Balıkçılar, pazarın köşe başını kapmışlardı. Şehir merkezindeki balıkçılardan ucuz satıyorlardı. Karadenizlilerdi. Alışmış olmalılar.’Yıllardır. Gelip, gidiyoruz.’Diyorlardı.
Fiyatlar, dar gelirlilerin alım gücüne uygun fiyatlardı. Köylülerin sattıkları tamamen,%100 organik yerli ürünlerdi. Üç beş tane bal kabağını, az miktarda elmasını, armudunu, ayvasını, sebzesini almış gelmiş bir köşede, bağırmadan, çağırmadan, pazarlıyorlardı. Onları görmek beni çok sevindirmişti. Boşalan, tarımı ölen, köylerimizden gelen müjdeli haberler gibiydi. Onlara bakışlarımla teşekkür ettim. Müşterileri oldum. Gelecekten yana bana umut vermişlerdi.
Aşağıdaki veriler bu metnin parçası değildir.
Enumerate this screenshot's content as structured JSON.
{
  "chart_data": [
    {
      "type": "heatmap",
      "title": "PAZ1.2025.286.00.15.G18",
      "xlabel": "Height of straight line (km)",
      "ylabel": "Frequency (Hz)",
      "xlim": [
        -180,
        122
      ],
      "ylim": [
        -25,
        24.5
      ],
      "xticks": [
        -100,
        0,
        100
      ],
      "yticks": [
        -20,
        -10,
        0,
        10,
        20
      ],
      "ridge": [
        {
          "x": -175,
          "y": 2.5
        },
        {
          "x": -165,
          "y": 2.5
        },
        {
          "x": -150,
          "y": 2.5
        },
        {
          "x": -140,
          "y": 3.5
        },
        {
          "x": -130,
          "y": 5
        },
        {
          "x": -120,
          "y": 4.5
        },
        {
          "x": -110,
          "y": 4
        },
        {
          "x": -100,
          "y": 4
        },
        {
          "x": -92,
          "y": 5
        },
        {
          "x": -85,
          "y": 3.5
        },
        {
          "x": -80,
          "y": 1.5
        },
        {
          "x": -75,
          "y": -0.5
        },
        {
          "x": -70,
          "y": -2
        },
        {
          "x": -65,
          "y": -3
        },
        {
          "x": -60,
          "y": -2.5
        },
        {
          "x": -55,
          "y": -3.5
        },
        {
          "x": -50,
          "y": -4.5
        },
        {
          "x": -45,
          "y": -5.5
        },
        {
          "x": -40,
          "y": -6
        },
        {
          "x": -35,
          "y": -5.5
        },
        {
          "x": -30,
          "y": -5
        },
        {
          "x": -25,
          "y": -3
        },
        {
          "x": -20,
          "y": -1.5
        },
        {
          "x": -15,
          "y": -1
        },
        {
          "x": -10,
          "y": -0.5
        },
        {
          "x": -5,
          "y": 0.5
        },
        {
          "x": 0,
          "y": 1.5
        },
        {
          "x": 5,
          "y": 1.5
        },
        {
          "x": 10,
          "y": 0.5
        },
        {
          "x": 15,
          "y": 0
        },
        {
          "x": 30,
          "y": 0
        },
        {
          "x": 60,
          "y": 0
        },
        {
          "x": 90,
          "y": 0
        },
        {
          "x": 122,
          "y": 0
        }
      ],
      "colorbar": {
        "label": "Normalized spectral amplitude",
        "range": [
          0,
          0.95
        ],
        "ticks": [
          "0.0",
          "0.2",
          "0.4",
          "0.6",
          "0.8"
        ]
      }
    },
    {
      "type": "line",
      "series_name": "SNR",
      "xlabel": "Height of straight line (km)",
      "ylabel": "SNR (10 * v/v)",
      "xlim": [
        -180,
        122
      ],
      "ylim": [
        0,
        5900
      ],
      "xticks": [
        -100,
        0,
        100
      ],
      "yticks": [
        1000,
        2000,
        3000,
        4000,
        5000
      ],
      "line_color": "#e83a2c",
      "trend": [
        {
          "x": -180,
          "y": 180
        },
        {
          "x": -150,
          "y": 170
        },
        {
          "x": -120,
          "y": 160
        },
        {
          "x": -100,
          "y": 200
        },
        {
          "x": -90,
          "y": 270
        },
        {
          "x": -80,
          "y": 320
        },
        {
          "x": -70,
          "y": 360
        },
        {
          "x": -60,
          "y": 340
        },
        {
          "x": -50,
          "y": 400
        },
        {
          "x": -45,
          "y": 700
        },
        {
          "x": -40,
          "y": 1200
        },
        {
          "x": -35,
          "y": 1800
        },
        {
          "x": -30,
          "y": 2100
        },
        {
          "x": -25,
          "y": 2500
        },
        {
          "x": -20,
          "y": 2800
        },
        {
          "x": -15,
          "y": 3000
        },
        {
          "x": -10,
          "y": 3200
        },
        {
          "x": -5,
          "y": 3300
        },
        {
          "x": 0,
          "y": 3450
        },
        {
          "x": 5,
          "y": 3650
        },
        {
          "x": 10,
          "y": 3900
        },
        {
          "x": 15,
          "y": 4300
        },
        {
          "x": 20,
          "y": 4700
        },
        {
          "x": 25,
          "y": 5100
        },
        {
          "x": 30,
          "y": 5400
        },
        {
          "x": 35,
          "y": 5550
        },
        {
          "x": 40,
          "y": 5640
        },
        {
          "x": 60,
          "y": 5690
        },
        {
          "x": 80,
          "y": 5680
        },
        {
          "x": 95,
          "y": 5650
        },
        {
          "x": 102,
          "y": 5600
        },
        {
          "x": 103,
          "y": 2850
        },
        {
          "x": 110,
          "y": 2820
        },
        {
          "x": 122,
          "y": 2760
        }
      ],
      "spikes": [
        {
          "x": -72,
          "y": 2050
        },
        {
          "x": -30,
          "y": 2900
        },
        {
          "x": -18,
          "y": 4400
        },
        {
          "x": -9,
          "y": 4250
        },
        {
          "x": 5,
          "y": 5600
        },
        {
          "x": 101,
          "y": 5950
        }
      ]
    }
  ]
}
Her yıl, köylülerimin Pazar yerinde çoğalacağı umudunu vermişlerdi, bana.
Stadyumda Dersim Sporun maçı vardı. Pazar ve çevresi otomobillerle dolmuş, park edecek yer kalmamıştı. Sık, sık yapılan, çok uzaklardan bile duyulan tezahüratlardan, ev sahibi Dersim Sporun gol attığı anlaşılıyordu.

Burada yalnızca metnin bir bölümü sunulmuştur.